The core issue is profit versus geography. Major rail operators answer to shareholders. To maximize returns, they prioritize high-volume, east-west mainlines. Branch lines at the far edges of the map, like the Mackenzie Northern Railway, fall to the bottom of the priority list.


Sending railcars 800 km north is a massive time commitment. For a private railway, keeping those same cars looping quickly between major southern ports offers a faster return on investment.

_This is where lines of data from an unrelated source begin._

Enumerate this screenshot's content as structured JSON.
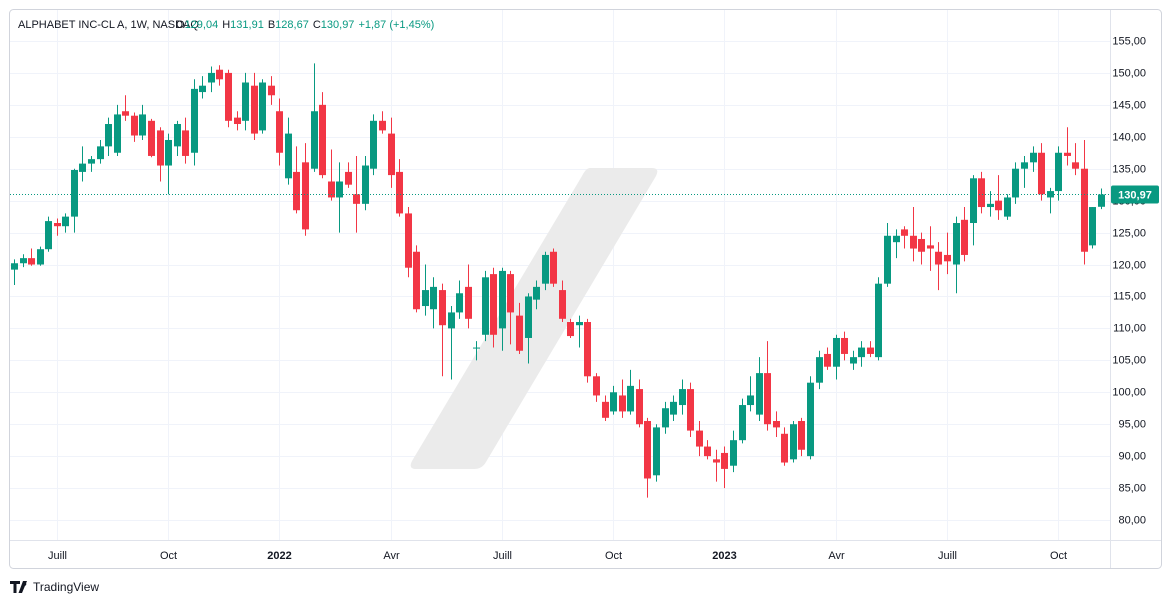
{
  "header": {
    "title": "ALPHABET INC-CL A, 1W, NASDAQ",
    "items": [
      {
        "key": "O",
        "value": "129,04"
      },
      {
        "key": "H",
        "value": "131,91"
      },
      {
        "key": "B",
        "value": "128,67"
      },
      {
        "key": "C",
        "value": "130,97"
      }
    ],
    "change": "+1,87 (+1,45%)"
  },
  "footer": {
    "brand": "TradingView"
  },
  "chart_data": {
    "type": "candlestick",
    "up_color": "#089981",
    "down_color": "#f23645",
    "grid": true,
    "xlim": [
      -0.47,
      128.05
    ],
    "ylim": [
      76.87,
      159.85
    ],
    "xticks": [
      {
        "value": 5,
        "label": "Juill"
      },
      {
        "value": 18,
        "label": "Oct"
      },
      {
        "value": 31,
        "label": "2022"
      },
      {
        "value": 44,
        "label": "Avr"
      },
      {
        "value": 57,
        "label": "Juill"
      },
      {
        "value": 70,
        "label": "Oct"
      },
      {
        "value": 83,
        "label": "2023"
      },
      {
        "value": 96,
        "label": "Avr"
      },
      {
        "value": 109,
        "label": "Juill"
      },
      {
        "value": 122,
        "label": "Oct"
      }
    ],
    "yticks": [
      {
        "value": 80,
        "label": "80,00"
      },
      {
        "value": 85,
        "label": "85,00"
      },
      {
        "value": 90,
        "label": "90,00"
      },
      {
        "value": 95,
        "label": "95,00"
      },
      {
        "value": 100,
        "label": "100,00"
      },
      {
        "value": 105,
        "label": "105,00"
      },
      {
        "value": 110,
        "label": "110,00"
      },
      {
        "value": 115,
        "label": "115,00"
      },
      {
        "value": 120,
        "label": "120,00"
      },
      {
        "value": 125,
        "label": "125,00"
      },
      {
        "value": 130,
        "label": "130,00"
      },
      {
        "value": 135,
        "label": "135,00"
      },
      {
        "value": 140,
        "label": "140,00"
      },
      {
        "value": 145,
        "label": "145,00"
      },
      {
        "value": 150,
        "label": "150,00"
      },
      {
        "value": 155,
        "label": "155,00"
      }
    ],
    "last_price": {
      "value": 130.97,
      "label": "130,97"
    },
    "ohlc": [
      [
        119.2,
        120.8,
        116.8,
        120.2
      ],
      [
        120.2,
        121.6,
        119.6,
        121.0
      ],
      [
        121.0,
        122.5,
        119.8,
        120.0
      ],
      [
        120.0,
        122.8,
        119.8,
        122.4
      ],
      [
        122.4,
        127.5,
        122.0,
        126.8
      ],
      [
        126.5,
        127.2,
        124.5,
        126.0
      ],
      [
        126.0,
        128.0,
        125.0,
        127.5
      ],
      [
        127.5,
        135.0,
        125.0,
        134.8
      ],
      [
        134.5,
        138.5,
        133.0,
        135.8
      ],
      [
        135.8,
        137.0,
        134.5,
        136.5
      ],
      [
        136.5,
        139.5,
        135.8,
        138.5
      ],
      [
        138.5,
        143.0,
        137.0,
        142.0
      ],
      [
        137.5,
        145.0,
        137.0,
        143.5
      ],
      [
        144.0,
        146.5,
        142.5,
        143.3
      ],
      [
        143.3,
        143.8,
        139.2,
        140.2
      ],
      [
        140.2,
        145.0,
        139.5,
        143.5
      ],
      [
        142.5,
        142.8,
        136.8,
        137.0
      ],
      [
        141.0,
        141.5,
        133.0,
        135.5
      ],
      [
        135.5,
        140.5,
        131.0,
        139.5
      ],
      [
        138.5,
        142.5,
        137.0,
        142.0
      ],
      [
        141.0,
        143.0,
        135.8,
        137.0
      ],
      [
        137.5,
        149.0,
        135.5,
        147.5
      ],
      [
        147.0,
        149.5,
        146.0,
        148.0
      ],
      [
        148.5,
        151.0,
        147.0,
        150.0
      ],
      [
        150.5,
        151.2,
        148.0,
        149.0
      ],
      [
        150.0,
        150.5,
        141.5,
        142.5
      ],
      [
        143.0,
        144.0,
        141.0,
        142.0
      ],
      [
        142.5,
        150.0,
        141.0,
        148.5
      ],
      [
        148.0,
        150.0,
        139.5,
        140.5
      ],
      [
        141.0,
        149.0,
        140.5,
        148.5
      ],
      [
        148.0,
        149.5,
        145.0,
        146.5
      ],
      [
        144.0,
        146.0,
        135.5,
        137.5
      ],
      [
        133.5,
        143.0,
        132.5,
        140.5
      ],
      [
        134.5,
        138.5,
        128.0,
        128.5
      ],
      [
        136.0,
        139.0,
        124.5,
        125.5
      ],
      [
        135.0,
        151.5,
        134.5,
        144.0
      ],
      [
        145.0,
        147.0,
        133.5,
        134.0
      ],
      [
        133.0,
        138.0,
        130.0,
        130.5
      ],
      [
        130.5,
        136.0,
        125.0,
        133.0
      ],
      [
        134.5,
        136.0,
        132.0,
        132.5
      ],
      [
        131.0,
        137.0,
        125.0,
        129.5
      ],
      [
        129.5,
        137.0,
        128.5,
        135.5
      ],
      [
        135.0,
        143.5,
        134.0,
        142.5
      ],
      [
        142.5,
        144.0,
        140.5,
        141.0
      ],
      [
        140.5,
        143.0,
        132.0,
        134.0
      ],
      [
        134.5,
        136.5,
        127.5,
        128.0
      ],
      [
        128.0,
        129.0,
        118.0,
        119.5
      ],
      [
        122.0,
        123.0,
        112.5,
        113.0
      ],
      [
        113.5,
        120.0,
        112.0,
        116.0
      ],
      [
        113.0,
        118.0,
        110.0,
        116.5
      ],
      [
        116.0,
        117.0,
        102.5,
        110.5
      ],
      [
        110.0,
        113.5,
        102.0,
        112.5
      ],
      [
        112.5,
        117.5,
        111.5,
        115.5
      ],
      [
        116.5,
        120.0,
        110.0,
        111.5
      ],
      [
        107.0,
        108.0,
        105.0,
        107.0
      ],
      [
        109.0,
        119.0,
        108.0,
        118.0
      ],
      [
        118.5,
        119.5,
        107.0,
        109.0
      ],
      [
        110.0,
        119.5,
        106.5,
        119.0
      ],
      [
        118.5,
        119.0,
        107.5,
        112.5
      ],
      [
        112.0,
        114.0,
        106.0,
        106.5
      ],
      [
        108.5,
        115.5,
        104.5,
        115.0
      ],
      [
        114.5,
        117.5,
        113.0,
        116.5
      ],
      [
        117.0,
        122.0,
        116.0,
        121.5
      ],
      [
        122.0,
        122.5,
        116.5,
        117.0
      ],
      [
        116.0,
        117.5,
        111.0,
        111.5
      ],
      [
        111.0,
        111.5,
        108.5,
        108.8
      ],
      [
        110.5,
        112.0,
        107.0,
        111.0
      ],
      [
        111.0,
        111.5,
        101.5,
        102.5
      ],
      [
        102.5,
        103.0,
        98.5,
        99.5
      ],
      [
        98.5,
        99.5,
        95.5,
        96.0
      ],
      [
        97.0,
        101.0,
        96.5,
        100.0
      ],
      [
        99.5,
        102.0,
        96.0,
        97.0
      ],
      [
        97.0,
        103.5,
        96.5,
        101.0
      ],
      [
        100.5,
        102.0,
        94.5,
        95.0
      ],
      [
        95.5,
        96.0,
        83.5,
        86.5
      ],
      [
        87.0,
        95.0,
        86.0,
        94.5
      ],
      [
        94.5,
        98.5,
        93.5,
        97.5
      ],
      [
        96.5,
        99.5,
        95.5,
        98.5
      ],
      [
        98.0,
        102.0,
        96.5,
        100.5
      ],
      [
        100.5,
        101.5,
        93.0,
        94.0
      ],
      [
        94.0,
        95.5,
        90.0,
        91.5
      ],
      [
        91.5,
        92.5,
        89.5,
        90.0
      ],
      [
        89.5,
        91.0,
        86.0,
        89.0
      ],
      [
        90.5,
        91.5,
        85.0,
        88.0
      ],
      [
        88.5,
        94.0,
        87.5,
        92.5
      ],
      [
        92.5,
        99.0,
        92.0,
        98.0
      ],
      [
        98.0,
        102.5,
        97.0,
        99.5
      ],
      [
        96.5,
        105.5,
        95.5,
        103.0
      ],
      [
        103.0,
        108.0,
        94.0,
        95.0
      ],
      [
        95.5,
        97.0,
        93.0,
        94.5
      ],
      [
        93.5,
        94.5,
        88.5,
        89.0
      ],
      [
        89.5,
        95.5,
        89.0,
        95.0
      ],
      [
        95.5,
        96.0,
        90.0,
        91.0
      ],
      [
        90.0,
        102.5,
        89.5,
        101.5
      ],
      [
        101.5,
        106.5,
        100.5,
        105.5
      ],
      [
        106.0,
        107.0,
        103.5,
        104.0
      ],
      [
        104.0,
        109.0,
        102.0,
        108.5
      ],
      [
        108.5,
        109.5,
        105.0,
        106.0
      ],
      [
        104.5,
        106.5,
        103.5,
        105.5
      ],
      [
        105.5,
        108.0,
        104.0,
        107.0
      ],
      [
        107.0,
        108.0,
        105.5,
        106.0
      ],
      [
        105.5,
        118.0,
        105.0,
        117.0
      ],
      [
        117.0,
        126.5,
        116.5,
        124.5
      ],
      [
        123.5,
        125.5,
        121.0,
        124.5
      ],
      [
        125.5,
        126.0,
        122.5,
        124.5
      ],
      [
        124.5,
        129.0,
        120.5,
        122.5
      ],
      [
        124.0,
        125.0,
        120.0,
        122.0
      ],
      [
        123.0,
        126.0,
        119.0,
        122.5
      ],
      [
        122.0,
        123.5,
        116.0,
        120.0
      ],
      [
        121.5,
        125.0,
        118.5,
        120.5
      ],
      [
        120.0,
        127.5,
        115.5,
        126.5
      ],
      [
        127.0,
        129.0,
        120.5,
        121.5
      ],
      [
        126.5,
        134.0,
        123.0,
        133.5
      ],
      [
        133.5,
        134.5,
        128.0,
        129.0
      ],
      [
        129.0,
        131.5,
        127.5,
        129.5
      ],
      [
        130.0,
        134.0,
        127.0,
        128.5
      ],
      [
        127.5,
        131.0,
        127.0,
        130.5
      ],
      [
        130.5,
        136.0,
        129.5,
        135.0
      ],
      [
        135.0,
        137.0,
        132.0,
        136.0
      ],
      [
        136.0,
        138.5,
        134.5,
        137.5
      ],
      [
        137.5,
        139.0,
        130.0,
        131.0
      ],
      [
        130.5,
        132.0,
        128.0,
        131.5
      ],
      [
        131.5,
        138.5,
        130.0,
        137.5
      ],
      [
        137.5,
        141.5,
        135.5,
        137.0
      ],
      [
        136.0,
        139.0,
        134.0,
        135.0
      ],
      [
        135.0,
        139.5,
        120.0,
        122.0
      ],
      [
        123.0,
        129.0,
        122.5,
        129.0
      ],
      [
        129.04,
        131.91,
        128.67,
        130.97
      ]
    ]
  }
}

Even during peak harvest or high lumber demand, northern producers wait weeks for empty cars to arrive. When they finally do, silos are already full and mill yards are stacked. Local producers miss critical market windows time and time again. Our economy is literally riding on the rails of a northbound train.


The First Mile

REDI’s multi-front approach starts at the end of a producer’s driveway. Before a grain truck can load its cargo onto a train, it has local realities to navigate, everything from potholes to weight restrictions in the spring.


Getting to and traversing Highway 35 and Highway 58 come with challenges. Then, there’s relying on the La Crete ferry/ice bridge to cross the Peace River. These are factors that REDI takes into account when advocating for local producers.


“We’re supporting every link—roads, ports, rails—through research and advocacy to ensure commodities move smoothly,” said REDI Board Member and Reeve of Mackenzie County Josh Knelsen. “Upgrading and maintaining key routes means products can move from the farm gate and the mill floor.”


Rail near the Town of High Level // Photography by Andrew O’Rourke
Rail near the Town of High Level // Photography by Andrew O’Rourke

Immediate Advocacy

The second front is consistent and aggressive advocacy. REDI leverages its membership with the Community Rail Advocacy Alliance (CRAA), which unites local governments, forestry operators and agricultural groups like Alberta Grains into a single, powerful voice.


“Our farmers and foresters are world-class, but inconsistent rail service puts them at a disadvantage,” said Wardley. “Through CRAA, REDI pushes hard for fair and reliable transport capacity, so our region can grow.”


The CRAA lobbies federal regulators for data-driven reforms, pushing Ottawa to enforce stricter service guarantees for northern branch lines.


Private citizens can amplify these efforts by contacting their Members of Parliament to let them know you, as a voter, care deeply about your local producers, which means advocating for northern supply chain reliability.


The Alberta to Alaska Project

The third front is a long-term, transformative solution. While working to solve immediate threats, REDI also champions the proposed Alberta to Alaska railway to future-proof the region’s exports.


Today, local grain destined for Japan travels 800 km south into the congested Edmonton corridor before snaking west through the Rockies to Vancouver. The project would flip this script entirely.


A direct northern route connecting Alberta to deep-water Pacific ports in Alaska bypasses southern bottlenecks completely. This diversification of export routes would shave critical days off Asian shipping times, allowing northern businesses to price goods competitively.


This 2,500 km mega-project comes with a $22 billion price tag and complex environmental and regulatory hurdles. While difficult to bring to fruition, REDI understands this level of forward-thinking is an inevitable necessity for the North.


“The Alberta to Alaska rail line would provide direct access to Pacific trade routes, giving us a global edge,” said Wardley. “We want to do our part to make this project become a reality for future generations.”


Securing Supply Chain Sustainability

For REDI, economic development isn’t just about attracting new investments; it’s about increasing capacity and infrastructure that the existing businesses need to thrive.


“Reliable rail service is essential, not optional, for our export-driven economy,” said REDI Manager Andrew O'Rourke. “Partnering with CRAA allows us to demand better service and helps ensure our producers are not left behind.”


Transportation infrastructure is the primary artery for regional development. So, the next time you hear the whistle of a northbound freight train coming your way, remember what it means. It’s the “chugga chugga choo choo” of our economy reminding us to choose our local producers and to choose life in Northwest Alberta.